İstanbulluların metrobüse binebilme savaşı yazılıp çiziliyordu.
Metrobüs çilesi falan.
İstanbul ‘da şurdan şuraya , özellikle de bir yakadan diğer yakaya en hızlı şekilde ulaşabilmeyi birebir deneyimlemeyince metrobüs nedir anlamak zor .
Metrobüs , İstanbul’un dillere destan trafiğine takılmadan ( Sadece köprüde takılıyor, o da nazar boncuğu olsun) upuzun şehir içi yolculuğunun etkili bir çözümüdür.
Bunun benzeri Ankara’da 90’ların ortalarına kadar vardı. Dikimevi-Bahçeli arası belediye otobüslerine tahsisli alan vardı,trafikten etkilenmezlerdi ama kavşak ışıklarında sıradanlaşırdı.
Mesela Kızılay’da Kolej yönünden Maltepe yönüne bir otobüs 20 dakikada geçebiirdi. Yeşil yanar, yolcu biner, kapı kapanır, kırmızı yanar, sonra yolcu gelir kapı açılır, yeşil yanarken meşguldür vesaire, bu kısır döngü otobüs başına 20 dakka .
Neyse ki İstanbul Metrobüslerinde bu durum yok.

Sadece “ rush out “ saatlerinde pestilin çıkar. Ben turist olarak takıldığım için buna denk gelmedim.
Rush – out tabirini yeğenden yeni öğrendim. O bir mavi yakalı. Metrobüs nedir bilir. Rush –out işe giriş çıkış saatleri demek oluyor.

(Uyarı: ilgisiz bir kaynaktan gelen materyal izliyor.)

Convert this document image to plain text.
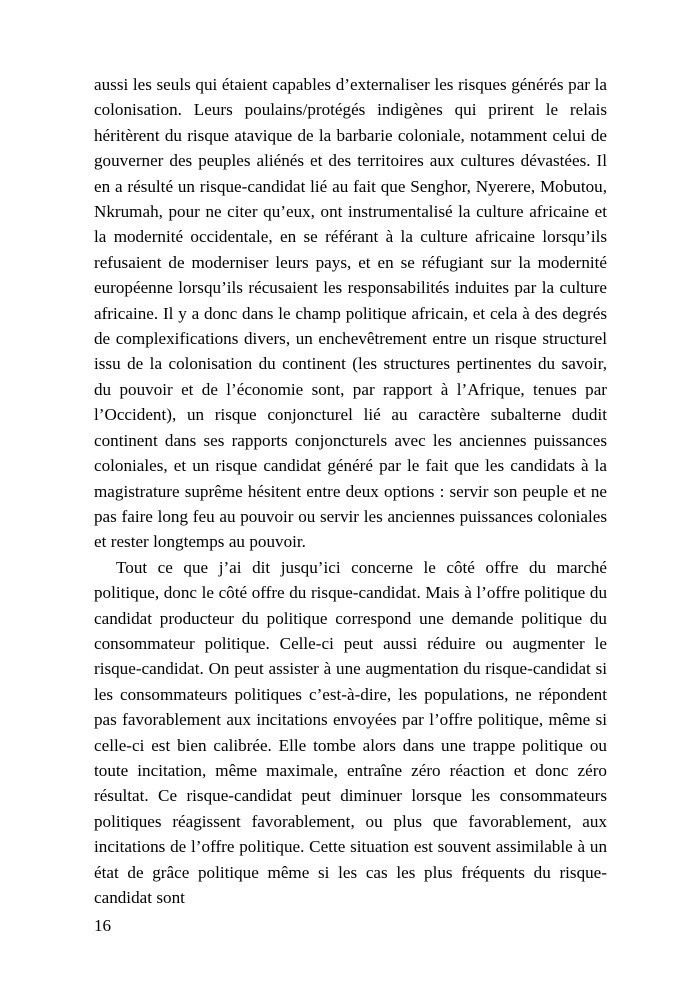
aussi les seuls qui étaient capables d’externaliser les risques générés par la colonisation. Leurs poulains/protégés indigènes qui prirent le relais héritèrent du risque atavique de la barbarie coloniale, notamment celui de gouverner des peuples aliénés et des territoires aux cultures dévastées. Il en a résulté un risque-candidat lié au fait que Senghor, Nyerere, Mobutou, Nkrumah, pour ne citer qu’eux, ont instrumentalisé la culture africaine et la modernité occidentale, en se référant à la culture africaine lorsqu’ils refusaient de moderniser leurs pays, et en se réfugiant sur la modernité européenne lorsqu’ils récusaient les responsabilités induites par la culture africaine. Il y a donc dans le champ politique africain, et cela à des degrés de complexifications divers, un enchevêtrement entre un risque structurel issu de la colonisation du continent (les structures pertinentes du savoir, du pouvoir et de l’économie sont, par rapport à l’Afrique, tenues par l’Occident), un risque conjoncturel lié au caractère subalterne dudit continent dans ses rapports conjoncturels avec les anciennes puissances coloniales, et un risque candidat généré par le fait que les candidats à la magistrature suprême hésitent entre deux options : servir son peuple et ne pas faire long feu au pouvoir ou servir les anciennes puissances coloniales et rester longtemps au pouvoir.

Tout ce que j’ai dit jusqu’ici concerne le côté offre du marché politique, donc le côté offre du risque-candidat. Mais à l’offre politique du candidat producteur du politique correspond une demande politique du consommateur politique. Celle-ci peut aussi réduire ou augmenter le risque-candidat. On peut assister à une augmentation du risque-candidat si les consommateurs politiques c’est-à-dire, les populations, ne répondent pas favorablement aux incitations envoyées par l’offre politique, même si celle-ci est bien calibrée. Elle tombe alors dans une trappe politique ou toute incitation, même maximale, entraîne zéro réaction et donc zéro résultat. Ce risque-candidat peut diminuer lorsque les consommateurs politiques réagissent favorablement, ou plus que favorablement, aux incitations de l’offre politique. Cette situation est souvent assimilable à un état de grâce politique même si les cas les plus fréquents du risque-candidat sont

16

Bunu bir doktor arkadaş da söylemişti bana , rush- out demeden. Metro ve metrobüsü günün bu zamanlarında kullanmanın heyecanını tatlı bir dille anlatmıştı. “Baktın ilerleyemiyorsun, önündekine bir koyuyorsun, o da ilerliyor sana da yer açılıyor “.
Rush- out saatlerinde metrobüse binmek,yer tutmak için İstanbullunun Rahibe Teresası , Adolf Hitler’e dönüşür ki şaşırmaman lazım. Neticede hayatta kalma geni diye bir şey var.
“Nezaket o saatler için sözlükte olmayan bir kelimedir” diye ekliyorum onun yerine.
Deneyimlemesem de anladım sayılır.
Yalnız bunu İstanbul’da değil de vallahi Mekke’de deneyimledim. Tecrübe ettim demek istiyorum. 2002’de görevli olarak Hacca gitmiştim.
Sağlıkçıların servislerinin azaltıldığı haccın sonlarına doğru bir günde, Kabe’de namaz sonrası kaldığımız mekana gitmek için hacılarımızın servis otobüslerinin olduğu durakta ,yaşamımda ilk kez gördüğüm anormal bir keşmekeş nedeniyle tam 2 saat peşpeşe gelen otobüslerden herhangi birine binemedim.
Üst katta bulunan Harem-i Şerifte namazını bitiren hacılar, öğle sıcağında otelinde uyumak için yağmur gibi otobüslere hücum ediyordu. Bir dakka bir dakka. Gecikmemeleri gerek.
O yıl ben 32 yaşımdaydım ve ortalama yaşı 65 olan kadın-erkek hacılarımızın arasından sıyrılıp bir otobüse binemedim. Sonra bindim . 2 saat sonra.
Metrobüsün arka koltuğuna geçeyim.
Metrobüslerin en arka koltuğu aslında 3 kişiliktir ama 2 kişi oturur.
2 kişiyi oturur görünce 3.bir aday sıkışma cesaretini göstermez. Bu durumu ben birkaç kez yaşadım.
Ben özellikle oraya oturmayı seçtiğimden bu tuhaf durumu deneyimledim.
Metrobüs kalabalıklaşsa da en arka koltuk civarı hala sakin kalabiliyor bu bir.
Fan var en arka koltuğun üzerinde. Kışın sıcak, yazın soğuk üflüyor. Bu da bonusu.